22 Haziran 2010 Salı

Islak Islak

Tezin şu bölümüyle ilgili meclis tutanaklarını okuyorum hala. İçim kıyıldı biraz. Halbuki bir kamera verseler elime, bulutların rengini çeksem şimdi. Havanın kokusundan, denizin tuzundan dem vursam. Önce bu bitecek, biliyorum. Sonra ne halt edersem öyle edeceğim.
Hasta uyandım bugün. Ankara’nın karı koymazken İstanbul’un yaz yağmurundan şifayı kapmışım iyi mi. Ihlamur, nane, limon, tarçın.. elime ne geldiyse bir güzel kaynattım. Irmak çok uzakta, yerini tutmaz ama biraz da bal kattım onun sevgisi yerine. Kim çekecek gene ben çekiyorum hasta nazımı. Kendi kendimi azarlayıp paylıyorum ama sonra, sızlanacağına otur oku şunları da diye. Çoklu kişilikten muzdarip masal kahramanları gibiyim, bir külkedisi bir üvey anne.
Boğazım kötü, hava serin. Bütün gün kapalı, yağmurluydu. Güneş açıp da gözüme girdiği vakit bir homurdanıyorum, bir sinkaflı küfür basıyorum ki geri kaçıyor bulutların ardına.

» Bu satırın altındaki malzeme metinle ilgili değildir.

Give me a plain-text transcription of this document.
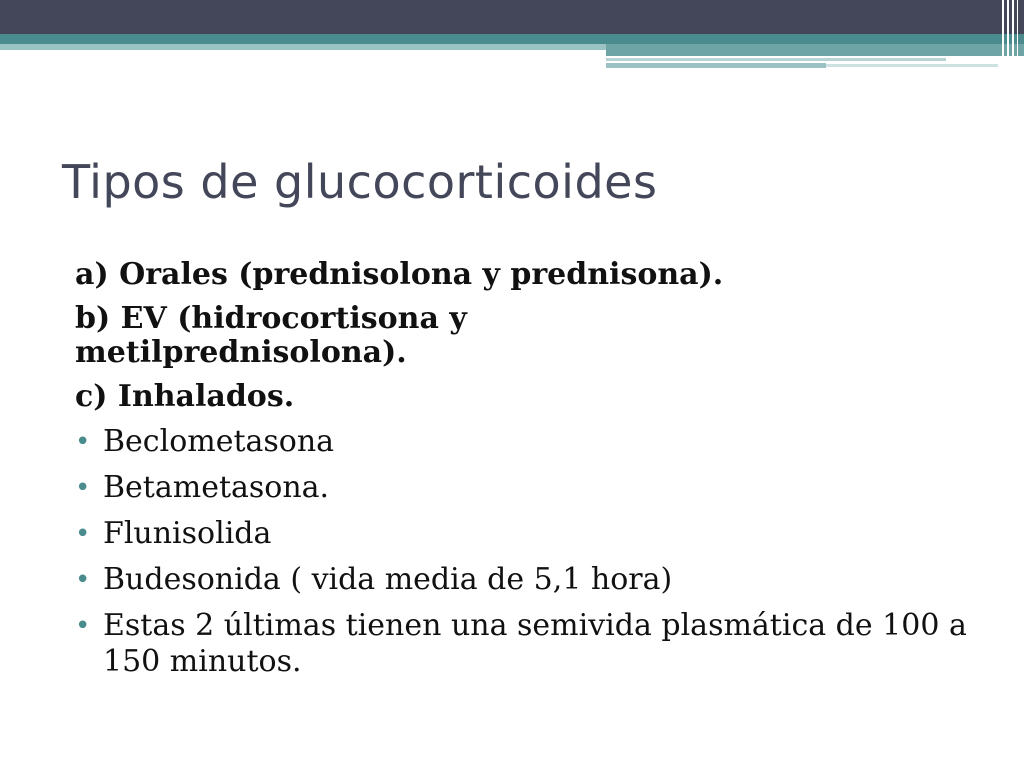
Tipos de glucocorticoides
a) Orales (prednisolona y prednisona).
b) EV (hidrocortisona y metilprednisolona).
c) Inhalados.
• Beclometasona
• Betametasona.
• Flunisolida
• Budesonida ( vida media de 5,1 hora)
• Estas 2 últimas tienen una semivida plasmática de 100 a 150 minutos.
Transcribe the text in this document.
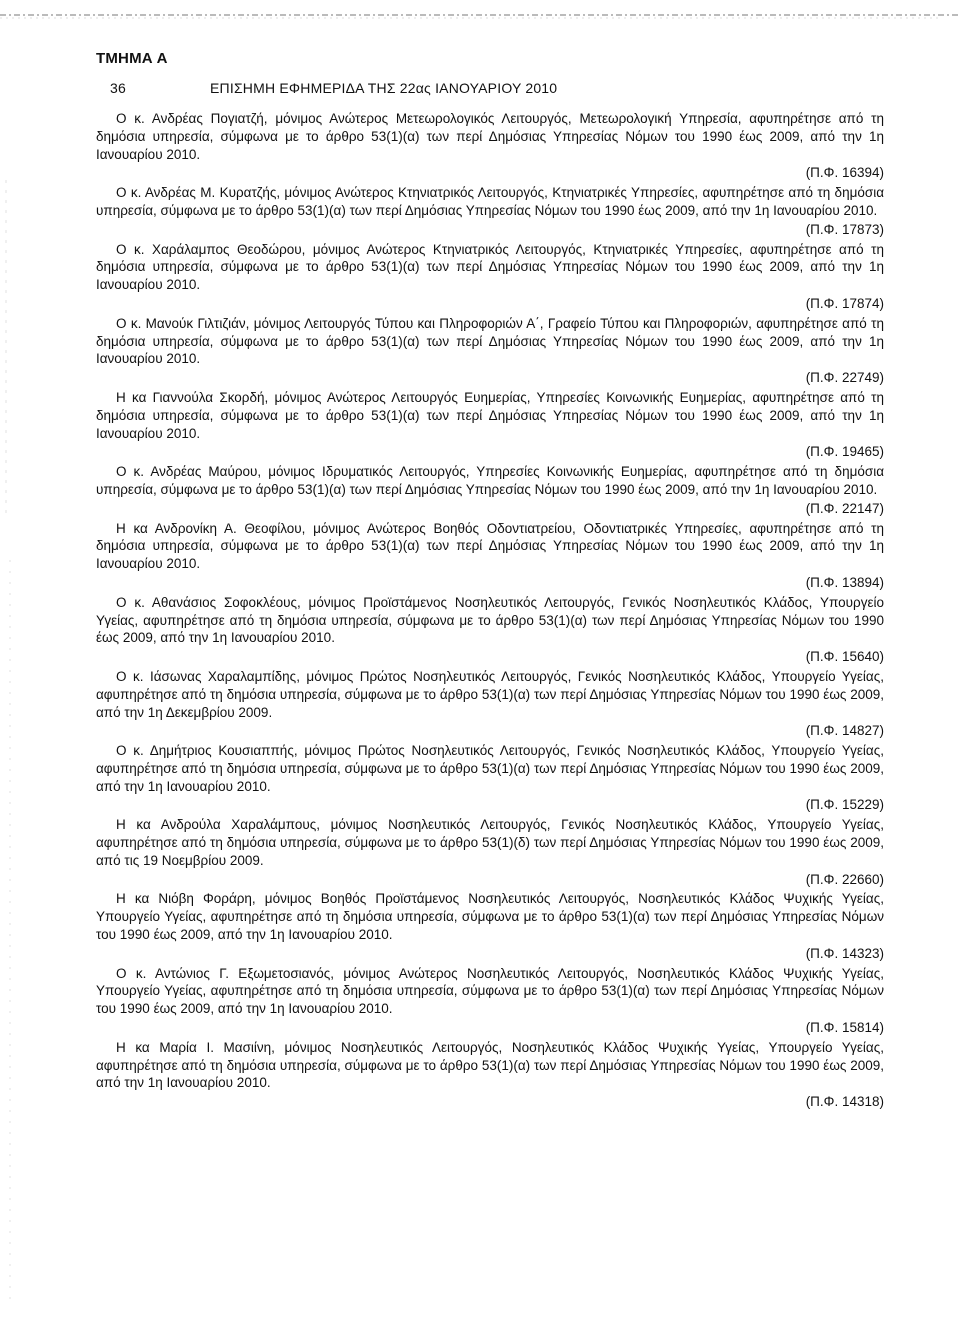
ΤΜΗΜΑ Α
36	ΕΠΙΣΗΜΗ ΕΦΗΜΕΡΙΔΑ ΤΗΣ 22ας ΙΑΝΟΥΑΡΙΟΥ 2010
Ο κ. Ανδρέας Πογιατζή, μόνιμος Ανώτερος Μετεωρολογικός Λειτουργός, Μετεωρολογική Υπηρεσία, αφυπηρέτησε από τη δημόσια υπηρεσία, σύμφωνα με το άρθρο 53(1)(α) των περί Δημόσιας Υπηρεσίας Νόμων του 1990 έως 2009, από την 1η Ιανουαρίου 2010.
(Π.Φ. 16394)
Ο κ. Ανδρέας Μ. Κυρατζής, μόνιμος Ανώτερος Κτηνιατρικός Λειτουργός, Κτηνιατρικές Υπηρεσίες, αφυπηρέτησε από τη δημόσια υπηρεσία, σύμφωνα με το άρθρο 53(1)(α) των περί Δημόσιας Υπηρεσίας Νόμων του 1990 έως 2009, από την 1η Ιανουαρίου 2010.
(Π.Φ. 17873)
Ο κ. Χαράλαμπος Θεοδώρου, μόνιμος Ανώτερος Κτηνιατρικός Λειτουργός, Κτηνιατρικές Υπηρεσίες, αφυπηρέτησε από τη δημόσια υπηρεσία, σύμφωνα με το άρθρο 53(1)(α) των περί Δημόσιας Υπηρεσίας Νόμων του 1990 έως 2009, από την 1η Ιανουαρίου 2010.
(Π.Φ. 17874)
Ο κ. Μανούκ Γιλτιζιάν, μόνιμος Λειτουργός Τύπου και Πληροφοριών Α΄, Γραφείο Τύπου και Πληροφοριών, αφυπηρέτησε από τη δημόσια υπηρεσία, σύμφωνα με το άρθρο 53(1)(α) των περί Δημόσιας Υπηρεσίας Νόμων του 1990 έως 2009, από την 1η Ιανουαρίου 2010.
(Π.Φ. 22749)
Η κα Γιαννούλα Σκορδή, μόνιμος Ανώτερος Λειτουργός Ευημερίας, Υπηρεσίες Κοινωνικής Ευημερίας, αφυπηρέτησε από τη δημόσια υπηρεσία, σύμφωνα με το άρθρο 53(1)(α) των περί Δημόσιας Υπηρεσίας Νόμων του 1990 έως 2009, από την 1η Ιανουαρίου 2010.
(Π.Φ. 19465)
Ο κ. Ανδρέας Μαύρου, μόνιμος Ιδρυματικός Λειτουργός, Υπηρεσίες Κοινωνικής Ευημερίας, αφυπηρέτησε από τη δημόσια υπηρεσία, σύμφωνα με το άρθρο 53(1)(α) των περί Δημόσιας Υπηρεσίας Νόμων του 1990 έως 2009, από την 1η Ιανουαρίου 2010.
(Π.Φ. 22147)
Η κα Ανδρονίκη Α. Θεοφίλου, μόνιμος Ανώτερος Βοηθός Οδοντιατρείου, Οδοντιατρικές Υπηρεσίες, αφυπηρέτησε από τη δημόσια υπηρεσία, σύμφωνα με το άρθρο 53(1)(α) των περί Δημόσιας Υπηρεσίας Νόμων του 1990 έως 2009, από την 1η Ιανουαρίου 2010.
(Π.Φ. 13894)
Ο κ. Αθανάσιος Σοφοκλέους, μόνιμος Προϊστάμενος Νοσηλευτικός Λειτουργός, Γενικός Νοσηλευτικός Κλάδος, Υπουργείο Υγείας, αφυπηρέτησε από τη δημόσια υπηρεσία, σύμφωνα με το άρθρο 53(1)(α) των περί Δημόσιας Υπηρεσίας Νόμων του 1990 έως 2009, από την 1η Ιανουαρίου 2010.
(Π.Φ. 15640)
Ο κ. Ιάσωνας Χαραλαμπίδης, μόνιμος Πρώτος Νοσηλευτικός Λειτουργός, Γενικός Νοσηλευτικός Κλάδος, Υπουργείο Υγείας, αφυπηρέτησε από τη δημόσια υπηρεσία, σύμφωνα με το άρθρο 53(1)(α) των περί Δημόσιας Υπηρεσίας Νόμων του 1990 έως 2009, από την 1η Δεκεμβρίου 2009.
(Π.Φ. 14827)
Ο κ. Δημήτριος Κουσιαππής, μόνιμος Πρώτος Νοσηλευτικός Λειτουργός, Γενικός Νοσηλευτικός Κλάδος, Υπουργείο Υγείας, αφυπηρέτησε από τη δημόσια υπηρεσία, σύμφωνα με το άρθρο 53(1)(α) των περί Δημόσιας Υπηρεσίας Νόμων του 1990 έως 2009, από την 1η Ιανουαρίου 2010.
(Π.Φ. 15229)
Η κα Ανδρούλα Χαραλάμπους, μόνιμος Νοσηλευτικός Λειτουργός, Γενικός Νοσηλευτικός Κλάδος, Υπουργείο Υγείας, αφυπηρέτησε από τη δημόσια υπηρεσία, σύμφωνα με το άρθρο 53(1)(δ) των περί Δημόσιας Υπηρεσίας Νόμων του 1990 έως 2009, από τις 19 Νοεμβρίου 2009.
(Π.Φ. 22660)
Η κα Νιόβη Φοράρη, μόνιμος Βοηθός Προϊστάμενος Νοσηλευτικός Λειτουργός, Νοσηλευτικός Κλάδος Ψυχικής Υγείας, Υπουργείο Υγείας, αφυπηρέτησε από τη δημόσια υπηρεσία, σύμφωνα με το άρθρο 53(1)(α) των περί Δημόσιας Υπηρεσίας Νόμων του 1990 έως 2009, από την 1η Ιανουαρίου 2010.
(Π.Φ. 14323)
Ο κ. Αντώνιος Γ. Εξωμετοσιανός, μόνιμος Ανώτερος Νοσηλευτικός Λειτουργός, Νοσηλευτικός Κλάδος Ψυχικής Υγείας, Υπουργείο Υγείας, αφυπηρέτησε από τη δημόσια υπηρεσία, σύμφωνα με το άρθρο 53(1)(α) των περί Δημόσιας Υπηρεσίας Νόμων του 1990 έως 2009, από την 1η Ιανουαρίου 2010.
(Π.Φ. 15814)
Η κα Μαρία Ι. Μασιίνη, μόνιμος Νοσηλευτικός Λειτουργός, Νοσηλευτικός Κλάδος Ψυχικής Υγείας, Υπουργείο Υγείας, αφυπηρέτησε από τη δημόσια υπηρεσία, σύμφωνα με το άρθρο 53(1)(α) των περί Δημόσιας Υπηρεσίας Νόμων του 1990 έως 2009, από την 1η Ιανουαρίου 2010.
(Π.Φ. 14318)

Bütün gün pıtır pıtır bir ses. Ya yağmur ya kuşlar. Barbaros’a bakan çalışma masamda beni hiç yalnız bırakmayan kumrulara serçeler eklendi bu yağmurla. Sığını-sığınıveriyorlar balkona. Kumrular ayrı, onlarla ilişkimiz eskiye dayanıyor. Her hafta düzenli buğday alıp onları beslediğim, onlarla konuştuğum seneden tanıyorlar beni. Ben test çözerken penceremi hiç boş bırakmazlardı. Komşular şikayet ediyor diye buğday işinden vazgeçeli çok oldu, Ankara’ya gittim döndüm ama gene de bırakmadılar işte. O pırıl pırıl, kömür gibi gözlerini dikip öyle bir bakıyorlar ki.. erken benzemeye başladım anneanneme. Neyse ki hoşuma gidiyor ailenin kadınları arasında nesilden nesile aktarılan böyle huylar. Elini saçına götürüşünde, burnunu sevimli cadı gibi oynatışında ya da ayakkabıyı giyişinde bir başka kadının yaşadığını bilmek çok güzel. Ben de böyle yaşayacak mıyım acaba? Bundan yüz- yüz elli yıl sonra da kısa boylu, geniş kalçalı, kumral bir kadın aynı vurguyla konuşup, gözleri çizgi haline gelene kadar gülecek mi?
Yazmaya başlarken aklımda yoktu hiç bunlar. Aslında fark etmemişim bile yazdığımı. Tutanak okuyordum en son. Bütün gün evden çıkmayıp kimseyle görüşmediğim için de bu kadar sık yazıyor olabilirim. İletişim kuruyormuşum hissi veriyor yazmak. Evden çıktığım oluyor tabi de, sokakta hayat var. Yaz da geldi. Evden burnumu çıkarmadan çalışmak en iyisi. Tezi bir an önce bitirip taze bir yön vermek istiyorum hayatıma. Köprülü kartpostallar atabileceğim bir Avrupa kentine gider miyim gitmez miyim bilmiyorum. O eski kaçmak dürtüsünden eser yok şimdi, nerede mutlu olacaksam oraya gitmek, orada yaşamak istiyorum. Kalmak mutlu edecekse kalmak. Yalnız bir an önce o karar aşamasına gelmek niyetim. Hem, bizi çalışmak kurtaracak öyle ya.
Gene indirdi yağmur. Ankara’da da yağıyormuş, öyle duydum. Orada ayrı güzel yağar ama burası da öyle güzel kokuyor ki şimdi. Tam film izlemelik derlerdi değil mi böyle günler için. Selvi Boylum gelmiş sinemaya hala gitmedim. Bugün şu korkunç tutanakları bitirirsem gideyim yarın öbür gün. Bunu ıskalayamam. Bunu da ıskalayamam.